The process works as follows.

If there are 10 new transactions ready for bill printing then the lastest bill number if fetched from the LatestBillNumber table and assigned to the application's variable. Next the latest bill number is incremented by 10 and committed. For each of the 10 new transactions, the bill numbers are assigned sequentially, starting from the bill number fetched and stored in the applications variable. This operation is then committed. Then these 10 rows are selected for bill printing.

At times it is observed that these 10 rows disappear from the Transaction table and the 'LatestBillNumber' table has the earlier value.

It is also observed that other tables that were used by other applications for insert, update or delete during this period have the desired rows intact.

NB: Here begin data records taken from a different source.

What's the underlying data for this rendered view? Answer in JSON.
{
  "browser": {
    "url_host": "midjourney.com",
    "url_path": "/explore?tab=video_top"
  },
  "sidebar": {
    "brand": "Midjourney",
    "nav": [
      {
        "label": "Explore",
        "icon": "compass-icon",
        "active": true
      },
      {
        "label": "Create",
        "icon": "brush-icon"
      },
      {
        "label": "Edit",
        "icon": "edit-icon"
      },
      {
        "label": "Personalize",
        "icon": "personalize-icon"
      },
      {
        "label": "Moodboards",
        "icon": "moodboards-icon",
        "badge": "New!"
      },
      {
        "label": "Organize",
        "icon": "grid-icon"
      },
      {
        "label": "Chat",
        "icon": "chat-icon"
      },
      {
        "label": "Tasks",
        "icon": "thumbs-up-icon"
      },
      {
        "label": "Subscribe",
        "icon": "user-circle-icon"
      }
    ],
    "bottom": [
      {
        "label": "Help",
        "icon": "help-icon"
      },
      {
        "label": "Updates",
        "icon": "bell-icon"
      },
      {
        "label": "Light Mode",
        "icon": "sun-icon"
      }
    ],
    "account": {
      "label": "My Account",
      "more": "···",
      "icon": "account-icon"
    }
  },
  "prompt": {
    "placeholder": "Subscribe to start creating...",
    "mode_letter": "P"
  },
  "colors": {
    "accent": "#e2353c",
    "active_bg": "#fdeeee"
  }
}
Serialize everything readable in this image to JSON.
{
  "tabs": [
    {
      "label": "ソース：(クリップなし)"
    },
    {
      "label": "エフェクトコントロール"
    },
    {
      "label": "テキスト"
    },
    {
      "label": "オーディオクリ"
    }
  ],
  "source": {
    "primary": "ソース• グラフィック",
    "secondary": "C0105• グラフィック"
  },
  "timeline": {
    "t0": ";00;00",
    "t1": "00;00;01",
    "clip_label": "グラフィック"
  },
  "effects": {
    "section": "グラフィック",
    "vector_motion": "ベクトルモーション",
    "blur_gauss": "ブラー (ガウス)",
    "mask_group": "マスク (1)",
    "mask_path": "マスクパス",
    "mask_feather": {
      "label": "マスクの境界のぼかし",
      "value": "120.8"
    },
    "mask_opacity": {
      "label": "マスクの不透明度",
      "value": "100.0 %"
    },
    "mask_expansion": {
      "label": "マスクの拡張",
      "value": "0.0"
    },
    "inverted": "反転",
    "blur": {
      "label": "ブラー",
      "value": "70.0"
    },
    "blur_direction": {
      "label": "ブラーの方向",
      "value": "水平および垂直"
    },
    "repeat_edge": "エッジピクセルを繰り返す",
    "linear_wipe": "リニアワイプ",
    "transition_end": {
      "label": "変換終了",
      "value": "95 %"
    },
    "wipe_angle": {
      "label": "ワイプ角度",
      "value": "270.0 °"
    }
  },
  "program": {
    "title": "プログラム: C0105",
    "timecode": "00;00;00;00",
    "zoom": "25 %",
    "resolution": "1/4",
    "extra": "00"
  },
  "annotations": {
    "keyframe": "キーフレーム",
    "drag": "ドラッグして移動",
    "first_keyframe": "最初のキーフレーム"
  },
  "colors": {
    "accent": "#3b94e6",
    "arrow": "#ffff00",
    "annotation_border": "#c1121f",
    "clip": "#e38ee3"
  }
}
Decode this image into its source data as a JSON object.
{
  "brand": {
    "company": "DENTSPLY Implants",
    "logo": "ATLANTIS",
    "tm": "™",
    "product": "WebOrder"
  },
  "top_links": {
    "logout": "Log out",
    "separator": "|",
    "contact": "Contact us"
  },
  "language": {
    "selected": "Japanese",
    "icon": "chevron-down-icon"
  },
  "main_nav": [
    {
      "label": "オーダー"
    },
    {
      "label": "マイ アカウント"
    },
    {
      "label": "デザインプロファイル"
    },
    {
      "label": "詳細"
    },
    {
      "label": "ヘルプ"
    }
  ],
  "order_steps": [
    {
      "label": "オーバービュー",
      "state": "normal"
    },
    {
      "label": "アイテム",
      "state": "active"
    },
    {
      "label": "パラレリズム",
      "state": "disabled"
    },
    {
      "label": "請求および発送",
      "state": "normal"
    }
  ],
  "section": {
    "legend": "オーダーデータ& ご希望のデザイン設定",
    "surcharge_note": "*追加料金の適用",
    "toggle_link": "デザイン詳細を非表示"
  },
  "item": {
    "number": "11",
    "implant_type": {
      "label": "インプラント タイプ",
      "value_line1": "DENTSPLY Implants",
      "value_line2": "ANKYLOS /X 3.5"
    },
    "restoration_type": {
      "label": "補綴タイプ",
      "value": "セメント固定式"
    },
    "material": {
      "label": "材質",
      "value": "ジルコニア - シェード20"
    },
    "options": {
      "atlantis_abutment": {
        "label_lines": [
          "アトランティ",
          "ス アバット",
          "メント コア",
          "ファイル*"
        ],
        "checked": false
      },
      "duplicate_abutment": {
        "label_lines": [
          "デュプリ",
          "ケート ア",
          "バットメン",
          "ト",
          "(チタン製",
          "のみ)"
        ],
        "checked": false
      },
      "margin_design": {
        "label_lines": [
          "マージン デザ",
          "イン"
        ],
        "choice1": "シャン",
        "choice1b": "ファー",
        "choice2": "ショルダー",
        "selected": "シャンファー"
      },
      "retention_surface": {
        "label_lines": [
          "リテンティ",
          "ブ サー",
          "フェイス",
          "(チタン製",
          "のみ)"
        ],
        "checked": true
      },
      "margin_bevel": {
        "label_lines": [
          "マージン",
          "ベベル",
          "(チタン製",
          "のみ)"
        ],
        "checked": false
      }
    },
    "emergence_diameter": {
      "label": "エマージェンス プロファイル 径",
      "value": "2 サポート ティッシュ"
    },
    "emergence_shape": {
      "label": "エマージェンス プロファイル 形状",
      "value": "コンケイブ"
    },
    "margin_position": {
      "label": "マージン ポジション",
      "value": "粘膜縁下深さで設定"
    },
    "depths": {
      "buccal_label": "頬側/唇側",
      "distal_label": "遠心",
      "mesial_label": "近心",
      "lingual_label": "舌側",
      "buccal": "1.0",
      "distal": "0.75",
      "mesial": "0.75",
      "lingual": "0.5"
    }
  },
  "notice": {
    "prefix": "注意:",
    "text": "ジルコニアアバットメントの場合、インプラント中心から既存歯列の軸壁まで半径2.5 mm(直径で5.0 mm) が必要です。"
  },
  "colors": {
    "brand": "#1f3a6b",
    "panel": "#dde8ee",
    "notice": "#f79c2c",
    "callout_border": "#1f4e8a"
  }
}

As the bill printing process happens after committing the updates in both these tables, we wonder what made these 10 rows disapper. The transaction table also has a trigger on delete that moves deleted rows to another table as an audit trail. But this trigger is not fired in such cases.

Our application is working at many sites but this behaviour was reported at two sites on 3-4 occassions.

Any clues??

TG
Master Smack Fu Yak Hacker

6065 Posts

Posted - 2006-09-08 : 09:47:24
Are the database changes made by the application directly or does the application call sql server stored procedures?

>>Next the latest bill number is incremented by 10 and committed
I'm not sure if you are referring to a COMMIT of an explicit sql transaction or you if you mean you are sending an UPDDATE statement to the server from the application. Are explicit sql server transactions being used by either stored procedures of the application itself?

The answer to my first question will lead to other questions. But it sounds like maybe the update of your LatestBillNumber table as well as the transaction table are all handled in the same Sql Server Transaction. So if an error occurs or a violation of business rules then a ROLLBACK may be issued for the entire (sql server) transaction.

What happens when 2 users try to bill at the same time? In other words user1 and user2 both get the same latestBillNumber?